A point to note when comparing the process of deleting objects in Gremlin and other languages such as openCypher is that if you attempt to drop a node that is still attached to an edge in Gremlin, it **will work**. Unlike openCypher, where an error will be raised, Gremlin removes all the attached edges for you.

### Deleting Properties

As we've seen in the previous examples, we can combine the `drop` step to any traversal and it will delete all the objects in that traversal. We can do the same to drop properties by specifying them in the traversal pattern. In the following example, we're going to delete the `age` property from the `person` node with a `first_name` of `Jamie`.

In [None]:
%%gremlin
g.V().hasLabel('person').has('first_name','Jamie').properties('age').drop()

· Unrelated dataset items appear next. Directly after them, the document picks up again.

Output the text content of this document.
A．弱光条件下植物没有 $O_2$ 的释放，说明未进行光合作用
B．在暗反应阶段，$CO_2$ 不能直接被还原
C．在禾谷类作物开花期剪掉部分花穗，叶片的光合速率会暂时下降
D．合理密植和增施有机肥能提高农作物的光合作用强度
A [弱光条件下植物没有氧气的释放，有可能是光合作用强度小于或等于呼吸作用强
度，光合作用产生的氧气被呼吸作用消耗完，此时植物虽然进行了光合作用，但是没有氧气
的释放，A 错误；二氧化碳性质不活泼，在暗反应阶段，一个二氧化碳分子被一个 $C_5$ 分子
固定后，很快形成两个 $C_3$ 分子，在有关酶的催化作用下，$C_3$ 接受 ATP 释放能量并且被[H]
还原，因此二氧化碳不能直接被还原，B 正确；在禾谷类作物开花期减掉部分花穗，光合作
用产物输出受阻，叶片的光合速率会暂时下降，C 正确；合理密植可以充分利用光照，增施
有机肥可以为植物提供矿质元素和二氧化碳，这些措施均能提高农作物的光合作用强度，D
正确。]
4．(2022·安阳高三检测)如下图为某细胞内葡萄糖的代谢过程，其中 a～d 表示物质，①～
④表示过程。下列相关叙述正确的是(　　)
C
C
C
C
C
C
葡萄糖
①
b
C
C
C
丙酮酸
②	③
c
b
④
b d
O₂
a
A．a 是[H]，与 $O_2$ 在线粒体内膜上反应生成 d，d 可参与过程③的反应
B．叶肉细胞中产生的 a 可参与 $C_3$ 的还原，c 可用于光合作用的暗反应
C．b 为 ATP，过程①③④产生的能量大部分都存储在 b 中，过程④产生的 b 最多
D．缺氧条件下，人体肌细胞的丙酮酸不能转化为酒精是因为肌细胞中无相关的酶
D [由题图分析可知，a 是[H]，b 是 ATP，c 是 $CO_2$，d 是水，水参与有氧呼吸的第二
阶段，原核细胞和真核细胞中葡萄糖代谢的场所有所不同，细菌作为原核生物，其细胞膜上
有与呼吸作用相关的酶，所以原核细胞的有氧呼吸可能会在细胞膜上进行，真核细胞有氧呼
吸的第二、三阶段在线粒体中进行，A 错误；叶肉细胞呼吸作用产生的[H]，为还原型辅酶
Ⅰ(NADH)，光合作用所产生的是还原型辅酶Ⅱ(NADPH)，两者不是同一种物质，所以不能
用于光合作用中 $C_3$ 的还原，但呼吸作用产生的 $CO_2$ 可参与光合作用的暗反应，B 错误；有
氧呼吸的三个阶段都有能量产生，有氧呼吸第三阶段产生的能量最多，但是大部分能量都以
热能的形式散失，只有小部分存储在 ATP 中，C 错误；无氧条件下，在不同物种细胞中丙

And to confirm we have successfully removed the `age` property (and not the node itself), let's run the following code:

In [None]:
%%gremlin
g.V().hasLabel('person').has('first_name','Jamie').valueMap()

## Exercises

Now that we have gone through the concepts of Gremlin mutation queries, it's time to put it into practice.  Below are several exercises you can complete to verify your understanding of the material covered in this notebook.  As practice for what you have learned, please write the Gremlin queries specified below.

### Exercise 1: Create a new person `Leonhard Euler`  and connect them to `Dave`.

Using the data model above, write a query that will:

* Create a new `person` node with a name of `Leonhard Euler` 
* Connect the new node to `Dave` via a `friends` edge
* Return the new connection

The results for this query is the ID of the new edge

In [None]:
%%gremlin


### Exercise 2: Upsert a list of `follows` and add an edge to `Dave`.

Using the data model above, write a query that will:

* Given the following list:
    ```
    [{first_name: 'Taylor', last_name: 'Hall'},
    {first_name: 'Kelvin', last_name: 'Fernsby'},
    {first_name: 'Ian', last_name: 'Rochester'}]
    ```
* Add or update `person` nodes for each item in the list
* Add or update a `follows` relationship between each new node and `Dave`
* If the edge is created write a property `creation` with a value `Created`
* If the edge already exists write a property `creation` with a value `Updated`
* Return the new edge elements
* This query should be re-runable without creating new nodes or edges

The results for this query are the three edge elements

In [None]:
%%gremlin


### Exercise 3: Delete all `follows` edges and remove any connected nodes with no other edges.

Using the data model above, write a query that will:

* Find all the `follows` edges and connected nodes and remove the edges
* For each of the connected nodes see if they have any other edges
* If they have edges then ignore them
* If they have no edges then remove them

In [None]:
%%gremlin


## Conclusion

In this notebook, we explored how to write queries to mutate data in Gremlin. In the next notebook, we'll be discovering how to read explain and profile outputs from your Gremlin queries in order to understand the data contained within each section, and how to use that to write performant queries.